Not long after its replacement, the outdated pipelines have developed cracks, with water gushing out of them, a situation which has forced the company to shut down the pipelines that supply water to Moshie Zongo, Worzhehi, and the central business district of the metropolis for almost a week now.

The Finder’s investigations have revealed that the contractor, Rocsam Limited, was contracted by the Ghana Water Company Limited (GWCL) to do the relocation of the pipes to give way for them to carry out the construction of the market complex.

Three officers, including the Regional Distribution Manager, the Tamale East and West District managers, entered into an agreement with the contractor to relocate the pipes at a cost between Ghc40,000 to Ghc50,000, which includes the cost of the pipes.?Meanwhile, the contractor, in an interview with The Finder, said he contracted GWCL, being the authorised body to deal with issues relating to water supply, to do the relocation for a fee of Ghc7,700, but said he had absolute trust in them to deliver but was shocked at the recent developments.

Management, however, failed to meet the technical requirements of the relocation by going in for obsolete pipes given to the company as part of a contract given to it by BY Water Ghana to ensure the provision of drinking water for residents of Vitting, Kalarga, around the ring road and beyond.
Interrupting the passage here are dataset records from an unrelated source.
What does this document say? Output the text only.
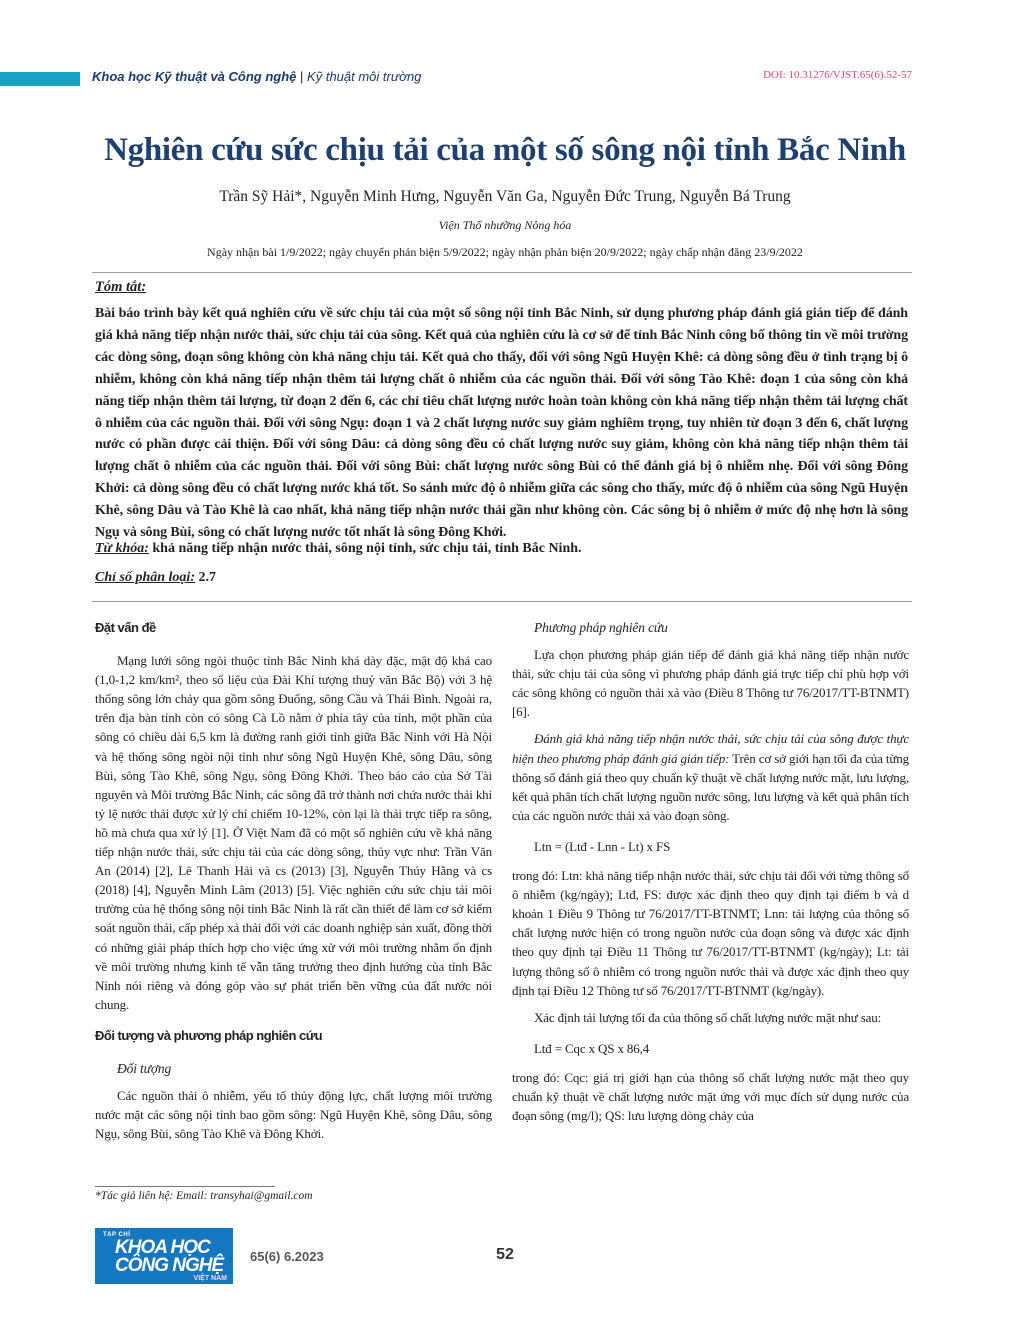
Khoa học Kỹ thuật và Công nghệ | Kỹ thuật môi trường	DOI: 10.31276/VJST.65(6).52-57
Nghiên cứu sức chịu tải của một số sông nội tỉnh Bắc Ninh
Trần Sỹ Hải*, Nguyễn Minh Hưng, Nguyễn Văn Ga, Nguyễn Đức Trung, Nguyễn Bá Trung
Viện Thổ nhưỡng Nông hóa
Ngày nhận bài 1/9/2022; ngày chuyển phản biện 5/9/2022; ngày nhận phản biện 20/9/2022; ngày chấp nhận đăng 23/9/2022
Tóm tắt:
Bài báo trình bày kết quả nghiên cứu về sức chịu tải của một số sông nội tỉnh Bắc Ninh, sử dụng phương pháp đánh giá gián tiếp để đánh giá khả năng tiếp nhận nước thải, sức chịu tải của sông. Kết quả của nghiên cứu là cơ sở để tỉnh Bắc Ninh công bố thông tin về môi trường các dòng sông, đoạn sông không còn khả năng chịu tải. Kết quả cho thấy, đối với sông Ngũ Huyện Khê: cả dòng sông đều ở tình trạng bị ô nhiễm, không còn khả năng tiếp nhận thêm tải lượng chất ô nhiễm của các nguồn thải. Đối với sông Tào Khê: đoạn 1 của sông còn khả năng tiếp nhận thêm tải lượng, từ đoạn 2 đến 6, các chỉ tiêu chất lượng nước hoàn toàn không còn khả năng tiếp nhận thêm tải lượng chất ô nhiễm của các nguồn thải. Đối với sông Ngụ: đoạn 1 và 2 chất lượng nước suy giảm nghiêm trọng, tuy nhiên từ đoạn 3 đến 6, chất lượng nước có phần được cải thiện. Đối với sông Dâu: cả dòng sông đều có chất lượng nước suy giảm, không còn khả năng tiếp nhận thêm tải lượng chất ô nhiễm của các nguồn thải. Đối với sông Bùi: chất lượng nước sông Bùi có thể đánh giá bị ô nhiễm nhẹ. Đối với sông Đông Khởi: cả dòng sông đều có chất lượng nước khá tốt. So sánh mức độ ô nhiễm giữa các sông cho thấy, mức độ ô nhiễm của sông Ngũ Huyện Khê, sông Dâu và Tào Khê là cao nhất, khả năng tiếp nhận nước thải gần như không còn. Các sông bị ô nhiễm ở mức độ nhẹ hơn là sông Ngụ và sông Bùi, sông có chất lượng nước tốt nhất là sông Đông Khởi.
Từ khóa: khả năng tiếp nhận nước thải, sông nội tỉnh, sức chịu tải, tỉnh Bắc Ninh.
Chỉ số phân loại: 2.7
Đặt vấn đề

Mạng lưới sông ngòi thuộc tỉnh Bắc Ninh khá dày đặc, mật độ khá cao (1,0-1,2 km/km², theo số liệu của Đài Khí tượng thuỷ văn Bắc Bộ) với 3 hệ thống sông lớn chảy qua gồm sông Đuống, sông Cầu và Thái Bình. Ngoài ra, trên địa bàn tỉnh còn có sông Cà Lồ nằm ở phía tây của tỉnh, một phần của sông có chiều dài 6,5 km là đường ranh giới tỉnh giữa Bắc Ninh với Hà Nội và hệ thống sông ngòi nội tỉnh như sông Ngũ Huyện Khê, sông Dâu, sông Bùi, sông Tào Khê, sông Ngụ, sông Đông Khởi. Theo báo cáo của Sở Tài nguyên và Môi trường Bắc Ninh, các sông đã trở thành nơi chứa nước thải khi tỷ lệ nước thải được xử lý chỉ chiếm 10-12%, còn lại là thải trực tiếp ra sông, hồ mà chưa qua xử lý [1]. Ở Việt Nam đã có một số nghiên cứu về khả năng tiếp nhận nước thải, sức chịu tải của các dòng sông, thủy vực như: Trần Văn An (2014) [2], Lê Thanh Hải và cs (2013) [3], Nguyễn Thúy Hằng và cs (2018) [4], Nguyễn Minh Lâm (2013) [5]. Việc nghiên cứu sức chịu tải môi trường của hệ thống sông nội tỉnh Bắc Ninh là rất cần thiết để làm cơ sở kiểm soát nguồn thải, cấp phép xả thải đối với các doanh nghiệp sản xuất, đồng thời có những giải pháp thích hợp cho việc ứng xử với môi trường nhằm ổn định về môi trường nhưng kinh tế vẫn tăng trưởng theo định hướng của tỉnh Bắc Ninh nói riêng và đóng góp vào sự phát triển bền vững của đất nước nói chung.

Đối tượng và phương pháp nghiên cứu
Đối tượng

Các nguồn thải ô nhiễm, yếu tố thủy động lực, chất lượng môi trường nước mặt các sông nội tỉnh bao gồm sông: Ngũ Huyện Khê, sông Dâu, sông Ngụ, sông Bùi, sông Tào Khê và Đông Khởi.

Phương pháp nghiên cứu

Lựa chọn phương pháp gián tiếp để đánh giá khả năng tiếp nhận nước thải, sức chịu tải của sông vì phương pháp đánh giá trực tiếp chỉ phù hợp với các sông không có nguồn thải xả vào (Điều 8 Thông tư 76/2017/TT-BTNMT) [6].

Đánh giá khả năng tiếp nhận nước thải, sức chịu tải của sông được thực hiện theo phương pháp đánh giá gián tiếp: Trên cơ sở giới hạn tối đa của từng thông số đánh giá theo quy chuẩn kỹ thuật về chất lượng nước mặt, lưu lượng, kết quả phân tích chất lượng nguồn nước sông, lưu lượng và kết quả phân tích của các nguồn nước thải xả vào đoạn sông.

Ltn = (Ltđ - Lnn - Lt) x FS

trong đó: Ltn: khả năng tiếp nhận nước thải, sức chịu tải đối với từng thông số ô nhiễm (kg/ngày); Ltđ, FS: được xác định theo quy định tại điểm b và d khoản 1 Điều 9 Thông tư 76/2017/TT-BTNMT; Lnn: tải lượng của thông số chất lượng nước hiện có trong nguồn nước của đoạn sông và được xác định theo quy định tại Điều 11 Thông tư 76/2017/TT-BTNMT (kg/ngày); Lt: tải lượng thông số ô nhiễm có trong nguồn nước thải và được xác định theo quy định tại Điều 12 Thông tư số 76/2017/TT-BTNMT (kg/ngày).

Xác định tải lượng tối đa của thông số chất lượng nước mặt như sau:

Ltđ = Cqc x QS x 86,4

trong đó: Cqc: giá trị giới hạn của thông số chất lượng nước mặt theo quy chuẩn kỹ thuật về chất lượng nước mặt ứng với mục đích sử dụng nước của đoạn sông (mg/l); QS: lưu lượng dòng chảy của

*Tác giả liên hệ: Email: transyhai@gmail.com
TẠP CHÍ
KHOA HỌC
CÔNG NGHỆ
VIỆT NAM
65(6) 6.2023	52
The Finder’s investigations revealed the GWCL instead of buying new 15-inch Uvpc pipes, they picked the pipes By Water left for them, which was left to the mercy of the weather for almost 12 years and was declared obsolete by the management. This, according to technical men from GWCL, cannot support the pressure required in supplying water to the residents within the heart of Tamale.

The pipes, numbering about 13, were illegally picked from the booster station at Bagabaga in the evening on May 22, 23 and 25, this year.

The three officials shared proceeds from the sale and execution of the contract, and not even a dime was paid into the company’s chest, which violates Article 12.0 of the senior and junior staff Collective Bargaining Agreement. And at this time, management saw nothing wrong in engaging some junior staff to illegally work on the project at night.

According to the CBA of the GWCL, any officer who purports to act for/or on behalf of the company or commits the company to enter into any transaction or agreement for which he personally derives or is likely to derive some beneficiary interest shall be guilty of misconduct and shall be liable to disciplinary action.

The junior staff are, however, accusing the management of going contrary to the provision of the CBA, a provision the management has used in sacking and interdicting several junior staff.

The paper has also gathered that management is abusing the infrastructure levy of GH?100 charged on every new service seeker. Management is now charging infrastructural levy on every service and does not account for it.